Diffusion models are a widely popular model class for non-autoregressive generative modeling, yielding spectacular results in problem settings such as image generation. More recently, their application has been extended beyond computer vision into generative problems in areas such as NLP. In this project, we will explore their applicability to generate sequences of stock returns. Beyond generating random walks that capture key characteristics exhibited by stock returns (e.g. fat tails), we study a variety of problem settings to showcase diffusion models’ ability to model stock returns, focusing particularly on joint and conditional modeling. A key challenge persists in defining meaningful evaluation metrics to benchmark our models’ capabilities. In this way, we aim to demonstrate that our models capture ever more intricate aspects of the underlying return distributions.

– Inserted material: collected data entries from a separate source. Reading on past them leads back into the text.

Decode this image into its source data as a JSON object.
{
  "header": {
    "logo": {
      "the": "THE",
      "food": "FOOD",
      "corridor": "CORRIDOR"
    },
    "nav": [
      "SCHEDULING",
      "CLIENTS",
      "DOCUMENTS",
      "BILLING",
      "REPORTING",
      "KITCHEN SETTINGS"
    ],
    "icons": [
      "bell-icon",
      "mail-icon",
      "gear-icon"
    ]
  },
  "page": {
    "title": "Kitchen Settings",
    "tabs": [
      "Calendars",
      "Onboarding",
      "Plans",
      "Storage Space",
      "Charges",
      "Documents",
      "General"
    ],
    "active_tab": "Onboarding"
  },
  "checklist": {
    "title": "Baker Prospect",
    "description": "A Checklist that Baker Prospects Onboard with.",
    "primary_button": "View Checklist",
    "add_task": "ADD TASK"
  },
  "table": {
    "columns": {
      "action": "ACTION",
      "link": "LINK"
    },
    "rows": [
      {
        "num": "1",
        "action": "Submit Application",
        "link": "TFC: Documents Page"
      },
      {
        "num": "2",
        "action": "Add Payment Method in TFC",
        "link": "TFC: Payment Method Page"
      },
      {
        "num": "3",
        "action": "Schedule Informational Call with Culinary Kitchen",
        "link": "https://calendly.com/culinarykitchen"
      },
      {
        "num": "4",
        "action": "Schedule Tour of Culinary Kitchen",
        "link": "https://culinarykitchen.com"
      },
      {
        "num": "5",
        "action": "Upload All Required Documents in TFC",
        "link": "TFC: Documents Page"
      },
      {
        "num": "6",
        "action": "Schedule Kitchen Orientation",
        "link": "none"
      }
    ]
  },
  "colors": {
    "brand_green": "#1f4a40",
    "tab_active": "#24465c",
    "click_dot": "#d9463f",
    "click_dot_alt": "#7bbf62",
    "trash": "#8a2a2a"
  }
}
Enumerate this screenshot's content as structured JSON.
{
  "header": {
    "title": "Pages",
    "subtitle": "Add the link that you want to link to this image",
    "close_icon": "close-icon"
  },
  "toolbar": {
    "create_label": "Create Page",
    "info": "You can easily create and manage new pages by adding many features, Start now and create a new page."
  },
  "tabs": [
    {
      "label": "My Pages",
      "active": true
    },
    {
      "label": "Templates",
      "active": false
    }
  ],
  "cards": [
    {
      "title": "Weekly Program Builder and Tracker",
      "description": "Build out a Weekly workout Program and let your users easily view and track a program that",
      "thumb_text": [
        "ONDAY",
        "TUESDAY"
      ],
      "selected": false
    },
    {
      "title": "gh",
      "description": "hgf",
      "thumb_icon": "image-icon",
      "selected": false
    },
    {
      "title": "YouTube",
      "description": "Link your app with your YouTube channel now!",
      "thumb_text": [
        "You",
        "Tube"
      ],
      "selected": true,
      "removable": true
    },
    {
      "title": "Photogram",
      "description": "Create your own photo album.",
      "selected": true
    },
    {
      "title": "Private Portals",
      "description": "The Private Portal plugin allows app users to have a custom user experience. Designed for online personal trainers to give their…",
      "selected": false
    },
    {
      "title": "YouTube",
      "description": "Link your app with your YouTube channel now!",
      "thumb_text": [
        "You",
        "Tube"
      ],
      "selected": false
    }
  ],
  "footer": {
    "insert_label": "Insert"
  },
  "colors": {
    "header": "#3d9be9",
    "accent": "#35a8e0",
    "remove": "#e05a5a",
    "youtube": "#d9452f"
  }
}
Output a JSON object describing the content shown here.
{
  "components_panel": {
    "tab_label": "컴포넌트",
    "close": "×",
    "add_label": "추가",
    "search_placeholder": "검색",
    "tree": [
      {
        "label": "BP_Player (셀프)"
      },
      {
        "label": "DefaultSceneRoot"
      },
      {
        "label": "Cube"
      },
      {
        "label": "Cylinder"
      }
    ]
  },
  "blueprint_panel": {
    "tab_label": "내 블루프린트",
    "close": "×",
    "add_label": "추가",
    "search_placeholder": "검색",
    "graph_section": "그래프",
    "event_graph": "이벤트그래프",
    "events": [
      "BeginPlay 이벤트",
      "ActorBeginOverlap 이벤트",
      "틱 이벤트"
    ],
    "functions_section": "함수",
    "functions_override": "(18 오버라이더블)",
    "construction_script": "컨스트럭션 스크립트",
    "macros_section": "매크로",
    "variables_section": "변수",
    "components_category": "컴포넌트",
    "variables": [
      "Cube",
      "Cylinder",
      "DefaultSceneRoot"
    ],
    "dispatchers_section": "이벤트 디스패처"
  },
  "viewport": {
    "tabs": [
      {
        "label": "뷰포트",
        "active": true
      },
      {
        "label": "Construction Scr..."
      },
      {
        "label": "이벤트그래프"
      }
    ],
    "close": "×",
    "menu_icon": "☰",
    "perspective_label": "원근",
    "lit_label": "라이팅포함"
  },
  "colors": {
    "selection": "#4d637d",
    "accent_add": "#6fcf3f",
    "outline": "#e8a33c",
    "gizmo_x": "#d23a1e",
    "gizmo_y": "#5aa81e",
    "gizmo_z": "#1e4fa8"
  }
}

A natural question is whether we can generate sample returns conditioned on a given stock like AAPL or GOOG. We can train a model on returns with one-hot encodings for the stock, but a drawback of this approach is that we would need to retrain every time we want to generate samples for a new stock. Instead, in the same way that diffusion models condition on textual prompts by embedding them into a latent space, we can think of market metadata, like volume traded or historical volatility, as the latent features of a stock and train our model accordingly. This allows us to generate a wide variety of samples, even illiquid stocks with sparse returns or highly volatile stocks, without explicitly training on every stock. Plus, we can then finetune this large model for specific tasks.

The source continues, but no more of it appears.